Можно, конечно, отвернуться и заняться созерцанием предельных абстракций, но это не слишком действенно. Необходимо заговорить всерьез и напомнить то, что ты видишь — ведь это перед твоими же глазами “автобус, безбожно кренясь”, пилит куда-то то ли на Черную Грязь, то ли еще в какое-то не менее гиблое
место.
Если прочитать раннего Цветкова, по рифмам его можно спутать с Беллой
Ахмадулиной. Если под определенным углом посмотреть на поэтику Гандлевского — в ней легко угадать Чухонцева. Но они пришли раньше, когда грань между “советским” и противоположным ему еще не установилась в умах пишущих и печатающихся. В то время, когда пришли поэты “Московского времени”, интеграция в писательский процесс была если не вовсе недопустимой, то крайне нежелательной. Чтобы сохранить за собой право говорить от имени частного — честного — человека, поэтам пришлось пойти на решительные социальные поступки — на отказ от публикации: прогибаться нельзя. “Я имею честь принадлежать, — и сейчас я не паясничаю, а говорю вполне серьезно, — действительно имею честь принадлежать к кругу литераторов, раз и навсегда обуздавших в себе похоть печататься. Во всяком случае, в советской печати. Можно было быть занудой или весельчаком, трусом или смельчаком, скупердяем или бессребреником, пьяницей или трезвенником, дебоширом или тихоней, бабником или однолюбом, но обивать редакционные пороги было нельзя” (“Трепанация черепа”)4.

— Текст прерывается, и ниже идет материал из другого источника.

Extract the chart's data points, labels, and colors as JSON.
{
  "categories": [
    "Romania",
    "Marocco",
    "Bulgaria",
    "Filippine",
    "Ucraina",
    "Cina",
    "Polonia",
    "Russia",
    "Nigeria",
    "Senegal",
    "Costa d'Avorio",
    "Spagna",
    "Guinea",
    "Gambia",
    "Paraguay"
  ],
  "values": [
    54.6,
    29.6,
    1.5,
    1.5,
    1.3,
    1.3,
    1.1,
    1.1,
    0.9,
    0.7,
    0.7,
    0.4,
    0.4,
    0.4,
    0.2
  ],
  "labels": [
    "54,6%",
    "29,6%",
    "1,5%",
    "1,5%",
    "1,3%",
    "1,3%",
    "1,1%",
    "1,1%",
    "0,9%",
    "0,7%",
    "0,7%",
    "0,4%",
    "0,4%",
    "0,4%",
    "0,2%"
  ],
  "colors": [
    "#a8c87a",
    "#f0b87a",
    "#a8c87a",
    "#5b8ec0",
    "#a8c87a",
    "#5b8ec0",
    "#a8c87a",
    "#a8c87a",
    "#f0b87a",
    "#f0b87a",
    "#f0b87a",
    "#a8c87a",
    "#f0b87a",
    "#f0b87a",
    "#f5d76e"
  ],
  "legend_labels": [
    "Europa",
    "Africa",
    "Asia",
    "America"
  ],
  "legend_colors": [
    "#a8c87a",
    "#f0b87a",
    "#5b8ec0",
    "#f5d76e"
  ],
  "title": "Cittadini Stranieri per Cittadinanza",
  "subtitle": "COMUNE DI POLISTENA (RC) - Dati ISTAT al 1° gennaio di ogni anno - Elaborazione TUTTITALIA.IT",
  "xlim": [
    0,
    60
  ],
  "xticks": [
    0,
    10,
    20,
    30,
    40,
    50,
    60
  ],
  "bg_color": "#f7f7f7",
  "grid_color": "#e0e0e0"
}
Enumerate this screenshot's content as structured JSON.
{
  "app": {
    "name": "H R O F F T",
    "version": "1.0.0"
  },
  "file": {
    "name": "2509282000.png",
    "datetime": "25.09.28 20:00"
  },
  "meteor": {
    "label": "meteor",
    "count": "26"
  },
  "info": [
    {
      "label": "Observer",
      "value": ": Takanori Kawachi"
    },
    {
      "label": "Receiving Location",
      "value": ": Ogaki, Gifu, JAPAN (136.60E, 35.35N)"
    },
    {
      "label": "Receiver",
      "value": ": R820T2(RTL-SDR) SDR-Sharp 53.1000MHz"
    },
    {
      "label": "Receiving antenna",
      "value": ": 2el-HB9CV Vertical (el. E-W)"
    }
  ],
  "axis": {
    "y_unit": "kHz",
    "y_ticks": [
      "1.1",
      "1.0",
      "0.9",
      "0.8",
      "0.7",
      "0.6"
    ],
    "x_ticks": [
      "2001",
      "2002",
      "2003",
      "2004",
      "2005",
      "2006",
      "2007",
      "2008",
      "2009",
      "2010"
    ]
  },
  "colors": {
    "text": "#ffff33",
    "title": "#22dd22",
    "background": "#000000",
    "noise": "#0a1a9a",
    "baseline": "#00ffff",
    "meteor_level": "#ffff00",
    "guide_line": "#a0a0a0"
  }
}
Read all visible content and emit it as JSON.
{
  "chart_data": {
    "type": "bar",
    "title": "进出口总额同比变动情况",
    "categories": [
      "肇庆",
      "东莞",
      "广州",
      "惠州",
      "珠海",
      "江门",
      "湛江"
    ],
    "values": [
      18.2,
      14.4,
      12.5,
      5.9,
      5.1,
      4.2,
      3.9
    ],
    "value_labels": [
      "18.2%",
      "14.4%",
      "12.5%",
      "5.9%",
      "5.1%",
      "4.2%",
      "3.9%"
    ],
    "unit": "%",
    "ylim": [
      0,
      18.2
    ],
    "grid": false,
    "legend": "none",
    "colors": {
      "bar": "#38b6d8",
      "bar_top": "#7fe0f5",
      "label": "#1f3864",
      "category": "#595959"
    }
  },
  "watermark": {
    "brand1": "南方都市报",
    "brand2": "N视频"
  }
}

Не следует принимать подачки у тех, кого ты концептуально отрицаешь, потому что это разъедает структуру стиха. Так социальность становится поэтикой.
“Некоторые стихотворения” состоят из двух разделов. Первый — это некоторое избранное. Я думаю, у любого поклонника поэзии Гандлевского есть свое и оно вряд ли полностью совпадает с тем, которое здесь приведено. Второй раздел — это новые стихотворения. Впрочем, все они печатались в периодике. “Вы читали меня в периодике?” Читали, конечно, поскольку каждая публикация поэта, редкая и краткая — прочитается сразу и в первую очередь.